Au vrai je commence à éprouver en moi la conscience
que ni les sens ni la raison ne peuvent, que par un tour d’escamoteur, se
concevoir séparés les uns de l’autre, que sans doute ils n’existent que
fonctionnellement. Le plus grand triomphe de la raison, au-delà des
découvertes, des surprises, des invraisemblances, elle le trouve dans la confirmation
d’une erreur populaire. Sa plus grande gloire est de donner un sens
précis à des expressions de l’instinct, que
les demi-savants méprisaient. La lumière ne se comprend que par l’ombre, et la vérité
suppose l’erreur. Ce sont ces contraires mêlés qui peuplent notre vie, qui lui
donnent la saveur et l’enivrement. Nous n’existons qu’en fonction de ce conflit, dans
la zone où se heurtent le blanc et le noir. Et que m’importe le blanc ou le noir? Ils
sont du domaine de la mort.
Je ne veux plus me retenir des erreurs de mes
doigts, des erreurs de mes yeux. Je sais maintenant qu’elles ne sont pas que des
pièges grossiers, mais de curieux chemins vers un but que rien ne peut me révéler,
qu’elles.
A toute erreur des sens correspondent d’étranges
fleurs de la raison. Admirables jardins des croyances absurdes, des
pressentiments, des obsessions et des délires. Là prennent figure des dieux
inconnus et changeants. Je contemplerai ces visages de plomb, ces chènevis de
l’imagination. Dans vos châteaux de sable que vous êtes belles, colonnes de fumées!
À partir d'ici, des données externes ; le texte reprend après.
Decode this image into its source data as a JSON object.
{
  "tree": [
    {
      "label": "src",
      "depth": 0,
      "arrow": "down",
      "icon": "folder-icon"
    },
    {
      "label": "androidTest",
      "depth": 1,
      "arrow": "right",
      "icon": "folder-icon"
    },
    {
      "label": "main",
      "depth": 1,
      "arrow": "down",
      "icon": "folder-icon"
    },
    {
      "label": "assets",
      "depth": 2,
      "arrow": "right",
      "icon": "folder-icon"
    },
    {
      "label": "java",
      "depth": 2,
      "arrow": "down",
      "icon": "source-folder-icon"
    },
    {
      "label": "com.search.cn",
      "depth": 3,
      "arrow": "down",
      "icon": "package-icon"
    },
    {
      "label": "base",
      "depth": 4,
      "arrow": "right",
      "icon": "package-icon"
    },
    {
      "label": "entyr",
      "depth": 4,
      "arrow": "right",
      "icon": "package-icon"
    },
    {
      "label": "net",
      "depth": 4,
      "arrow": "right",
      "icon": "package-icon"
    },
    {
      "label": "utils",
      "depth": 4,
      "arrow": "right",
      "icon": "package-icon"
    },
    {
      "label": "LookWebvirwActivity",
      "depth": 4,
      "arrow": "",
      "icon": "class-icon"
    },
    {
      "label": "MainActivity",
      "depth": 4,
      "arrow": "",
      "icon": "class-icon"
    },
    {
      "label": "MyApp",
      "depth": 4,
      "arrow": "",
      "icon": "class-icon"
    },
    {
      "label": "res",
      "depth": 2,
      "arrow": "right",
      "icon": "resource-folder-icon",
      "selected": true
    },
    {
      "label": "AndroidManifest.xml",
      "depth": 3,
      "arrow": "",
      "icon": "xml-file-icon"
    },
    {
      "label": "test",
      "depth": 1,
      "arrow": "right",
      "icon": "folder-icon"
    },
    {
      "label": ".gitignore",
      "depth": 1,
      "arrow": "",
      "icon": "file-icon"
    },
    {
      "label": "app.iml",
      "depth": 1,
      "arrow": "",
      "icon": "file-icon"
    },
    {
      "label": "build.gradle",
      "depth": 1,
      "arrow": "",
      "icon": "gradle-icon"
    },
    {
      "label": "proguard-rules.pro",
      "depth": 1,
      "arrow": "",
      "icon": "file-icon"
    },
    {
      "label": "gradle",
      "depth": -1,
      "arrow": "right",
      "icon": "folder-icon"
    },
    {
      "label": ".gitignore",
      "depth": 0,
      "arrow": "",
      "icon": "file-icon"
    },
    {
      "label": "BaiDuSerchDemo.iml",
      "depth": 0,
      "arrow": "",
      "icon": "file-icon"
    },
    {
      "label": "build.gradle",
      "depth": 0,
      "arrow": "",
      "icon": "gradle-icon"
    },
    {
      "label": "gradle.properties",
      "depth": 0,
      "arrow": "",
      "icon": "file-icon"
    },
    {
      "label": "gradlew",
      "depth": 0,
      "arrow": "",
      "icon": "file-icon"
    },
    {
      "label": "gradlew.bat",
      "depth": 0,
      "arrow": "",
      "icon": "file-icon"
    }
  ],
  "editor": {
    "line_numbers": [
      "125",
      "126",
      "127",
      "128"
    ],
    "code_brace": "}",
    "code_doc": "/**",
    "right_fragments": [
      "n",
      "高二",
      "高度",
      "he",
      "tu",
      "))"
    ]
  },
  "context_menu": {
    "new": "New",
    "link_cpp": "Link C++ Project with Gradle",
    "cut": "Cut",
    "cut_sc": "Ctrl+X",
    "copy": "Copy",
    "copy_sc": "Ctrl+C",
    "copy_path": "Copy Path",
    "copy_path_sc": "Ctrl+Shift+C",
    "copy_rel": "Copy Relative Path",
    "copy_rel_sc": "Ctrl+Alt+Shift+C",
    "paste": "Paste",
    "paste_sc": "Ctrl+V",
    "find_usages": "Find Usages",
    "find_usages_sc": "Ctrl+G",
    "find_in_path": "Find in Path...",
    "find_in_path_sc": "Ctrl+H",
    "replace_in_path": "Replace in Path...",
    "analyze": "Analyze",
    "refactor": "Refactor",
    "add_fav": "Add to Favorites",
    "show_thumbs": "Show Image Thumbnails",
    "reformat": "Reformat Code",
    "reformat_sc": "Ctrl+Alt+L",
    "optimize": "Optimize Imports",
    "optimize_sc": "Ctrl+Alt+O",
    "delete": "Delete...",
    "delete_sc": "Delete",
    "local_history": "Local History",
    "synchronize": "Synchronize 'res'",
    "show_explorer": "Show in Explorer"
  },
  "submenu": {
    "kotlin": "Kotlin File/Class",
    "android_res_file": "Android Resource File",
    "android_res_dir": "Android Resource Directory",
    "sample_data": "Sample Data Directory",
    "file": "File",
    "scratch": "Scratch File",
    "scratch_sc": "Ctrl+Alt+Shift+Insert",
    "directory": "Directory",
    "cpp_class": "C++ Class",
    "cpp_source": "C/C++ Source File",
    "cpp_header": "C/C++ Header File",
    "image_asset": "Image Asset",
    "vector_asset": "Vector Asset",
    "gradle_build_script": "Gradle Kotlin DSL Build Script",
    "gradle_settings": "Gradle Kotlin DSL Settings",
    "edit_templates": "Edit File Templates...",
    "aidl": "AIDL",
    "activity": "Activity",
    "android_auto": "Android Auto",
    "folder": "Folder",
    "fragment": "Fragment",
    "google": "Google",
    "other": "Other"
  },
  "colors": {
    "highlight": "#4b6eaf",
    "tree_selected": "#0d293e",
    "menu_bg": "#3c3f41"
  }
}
Des mythes nouveaux naissent sous chacun de nos pas. Là où l’homme a vécu commence la
légende, là où il vit. Je ne veux plus occuper ma pensée que de ces transformations
méprisées. Chaque jour se modifie le sentiment
moderne de l’existence. Une mythologie se noue et se dénoue. C’est une science de
la vie qui n’appartient qu’à ceux qui n’en ont point l’expérience.
C’est une science vivante qui s’engendre et se fait suicide.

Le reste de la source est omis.